Saltiness 4. 4/4

M is en avant à la fois par la sélection officielle Angoulême 2019, puis par celle du prix Asie de la critique ACBD 2019, Saltiness est une lecture détonante qui n’usurpe pas son entrée au catalogue des éditions Akata dans la collection WTF - comprenez What the fuck.

Minoru Furuya raconte le quotidien de Takehiko, 31 ans, sans emploi et sans ami. Vivant au crochet de sa famille, l’intéressé est intimement convaincu d’être supérieur. Pour en être certain, il se met régulièrement à l’épreuve. Sa pensée lui dicte de survivre une quinzaine de jours, en pleine forêt, enterré jusqu’aux épaules. Très bien, il s’exécute et triomphe grâce à son moral d’acier.

Isolé, son esprit tourne en boucle. Sa raison le persuade de son éminence intellectuelle jusqu’à adopter un comportement hautain et dédaigneux. Fou aux yeux des autres, un fardeau pour ses proches, son grand-père est amené à lui révéler également que son comportement est scruté par les voisins et que tout cela pèse sur la vie de sa sœur Ai. L’électrochoc est efficace. Le jeune homme part à Tokyo, sans un sou et sans projet. Il rencontre rapidement d’autres inadaptés qui se prennent d’affection pour lui. Il devient le mâle alpha d’un groupe constitué d’un clochard obèse, menteur et voleur et d’un étudiant timide et naïf. La série emprunte alors la trajectoire du récit initiatique et l’artiste, d’un ton décalé, pointe un regard acerbe sur la société japonaise.

Dans ce dernier volume, le trentenaire est de retour. Il a fait du chemin, son comportement demeure anormal, mais il fait des efforts pour s’insérer dans sa communauté. Il travaille, peu ou prou, et continue d’attirer tout un tas d’individus égarés : une auteure a succès en mal d’inspiration, un pompiste amoureux et le fils de son employeur qui reste volontairement muet. Le scénario est très équilibré. L’humour de situation allège les dialogues nihilistes. Les tempéraments des personnages se confrontent pour faire avancer la narration jusqu’à deux points culminants, deux apparitions diversement accueillies.

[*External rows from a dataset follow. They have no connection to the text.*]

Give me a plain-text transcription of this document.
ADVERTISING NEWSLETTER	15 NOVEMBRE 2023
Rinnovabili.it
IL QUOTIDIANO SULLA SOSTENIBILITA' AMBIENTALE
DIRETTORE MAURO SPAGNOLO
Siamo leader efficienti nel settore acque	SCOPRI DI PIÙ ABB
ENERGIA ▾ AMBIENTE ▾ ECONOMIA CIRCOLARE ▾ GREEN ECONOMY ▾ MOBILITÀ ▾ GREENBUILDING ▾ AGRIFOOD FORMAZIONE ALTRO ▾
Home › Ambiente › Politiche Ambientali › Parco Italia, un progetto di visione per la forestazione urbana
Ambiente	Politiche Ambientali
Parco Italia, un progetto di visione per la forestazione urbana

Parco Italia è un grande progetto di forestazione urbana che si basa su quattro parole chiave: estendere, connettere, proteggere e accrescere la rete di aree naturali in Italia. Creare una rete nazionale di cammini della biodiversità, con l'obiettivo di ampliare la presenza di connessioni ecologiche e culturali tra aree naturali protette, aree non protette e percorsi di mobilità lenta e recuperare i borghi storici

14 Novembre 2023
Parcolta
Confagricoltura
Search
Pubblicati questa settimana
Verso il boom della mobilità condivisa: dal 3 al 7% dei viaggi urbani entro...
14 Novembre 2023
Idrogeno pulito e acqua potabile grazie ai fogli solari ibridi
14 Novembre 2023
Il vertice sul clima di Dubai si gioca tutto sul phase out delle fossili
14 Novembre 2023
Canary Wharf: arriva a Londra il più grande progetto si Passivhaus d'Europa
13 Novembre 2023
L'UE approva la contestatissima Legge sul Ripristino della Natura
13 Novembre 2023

Le rendu graphique est de haute volée. Le mangaka est mesuré, il ne fait pas étalage de sa science des cadrages dans des cases déformées. Il opte modérément pour des plongées et contre-plongées bien maîtrisées afin de valoriser, ou isoler, son personnage principal. Contrairement à de nombreux manga, les protagonistes présentent de réels traits japonais. Ils sont parfaitement identifiables, chacun ayant un profil bien marqué, avec des caractéristiques physiques directement reconnaissables. Les pages se succèdent en noir et blanc, tramés à différents niveaux de gris. Quant aux arrière-plans, en pleine nature comme en ville, ils sont idéalement posés.

Saltiness respecte incontestablement son cahier des charges, une œuvre pour adulte cherchant à être bousculé sans tomber dans une provocation de bas étage. Alors, si vous faites partie du public-cible, foncez. Vous ne serez pas déçu(s).